A Thinking Reed

"Man is but a reed, the most feeble thing in nature, but he is a thinking reed" – Blaise Pascal

The end of the world as we know it (3)

(See here and here for previous posts.)

The third part of The God of Hope and the End of the World is Polkinghorne’s attempt to construct a positive theological vision out of biblical insights, but one informed by what scientific cosmology tells us about the nature and destiny of the universe. The resurrection of Jesus, in its illustration of the principle of continuity/discontinuity, provides the key to understanding the future of the cosmos as a whole. Polkinghorne takes seriously the biblical promises that God will redeem the entire creation, not just human beings. He envisions a transmutation of the material cosmos into a new cosmos that parallels the transmutation of Jesus’ dead body into his glorified raised body (Polkinghorne suggests that part of the significance of the empty tomb is to be found here; matter is not to be discarded, but taken up into something new).

Eschatology is concerned with hope. What can we hope for in a world in which it appears that human aspirations, both individual and collective, are destined for ultimate defeat? “Hope,” says Polkinghorne

is the negation both of Promethean presumption, which supposes that fulfillment is always potentially there, ready for human grasping, and also of despair, which supposes that there will never be fulfilment, but only a succession of broken dreams. Hope is quite distinct also from a utopian myth of progress, which privileges the future over the past, seeing the ills and frustrations of earlier generations as being no more than necessary stepping stones to better things in prospect. (p. 94)

But what is hope’s positive content? It’s the conviction that “all the generations of history must attain their ultimate and individual meaning” (p. 94). But the only thing that can guarantee this kind of meaning is “the eternal faithfulness of the God who is the Creator and Redeemer of history” (p. 94). Polkinghorne says that a “thick” eschatology requires an equally “thick” theology and Christology. “To sustain true hope it must be possible to speak of a God who is powerful and active, not simply holding creation in being but also interacting with its history, the one who ‘gives life to the dead and calls into existence the things that do not exist’ (Romans 4:17)” (p. 95).

This is a robust, “supernaturalist” eschatology, wherein God will act to bring about a new creation that will supplant the old. Polkinghorne’s background as a physicist may give him a more cosmic perspective here. Theologians frequently seem to reduce eschatology to concerns with human destiny, sometimes even to political aspirations. Polkinghorne distinguishes his view from a fully “realized” eschatology that doesn’t privilege the future over the present (a view he attributes to Kathryn Tanner; I’m not sure if this is right since I find Tanner pretty obscure on that point), as well as from the concept of “objective immortality” favored by some process theologians. Both of these options condemn the lives of countless beings to permanent incompleteness. “Actual eschatological fulfilment demands for each of us a completion that can be attained only if we have a continuing and developing personal relationship with God post mortem” (p. 100).

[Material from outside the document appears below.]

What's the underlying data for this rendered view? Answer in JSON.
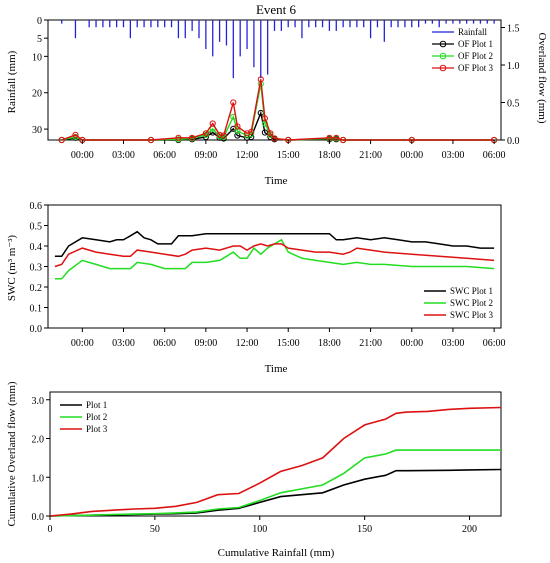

Polkinghorne thus stakes out a position between a fully “realized” eschatology and a strictly “futurist” one which he calls an “inagurated eschatology.” The pledge of God’s future victory of sin, death, and suffering has been given in the resurrection of Jesus, but the final consummation is still in the future. We can to some extent participate in that future now by being incorporated into Christ’s body through his church and the sacraments. Ethically, this means that follow the way of the crucified and risen one, even though we can’t see exactly where that way is leading us. But we can be assured that “our strivings for the attainment of good within the course of present history are never wasted but will bear everlasting fruit” (p. 102).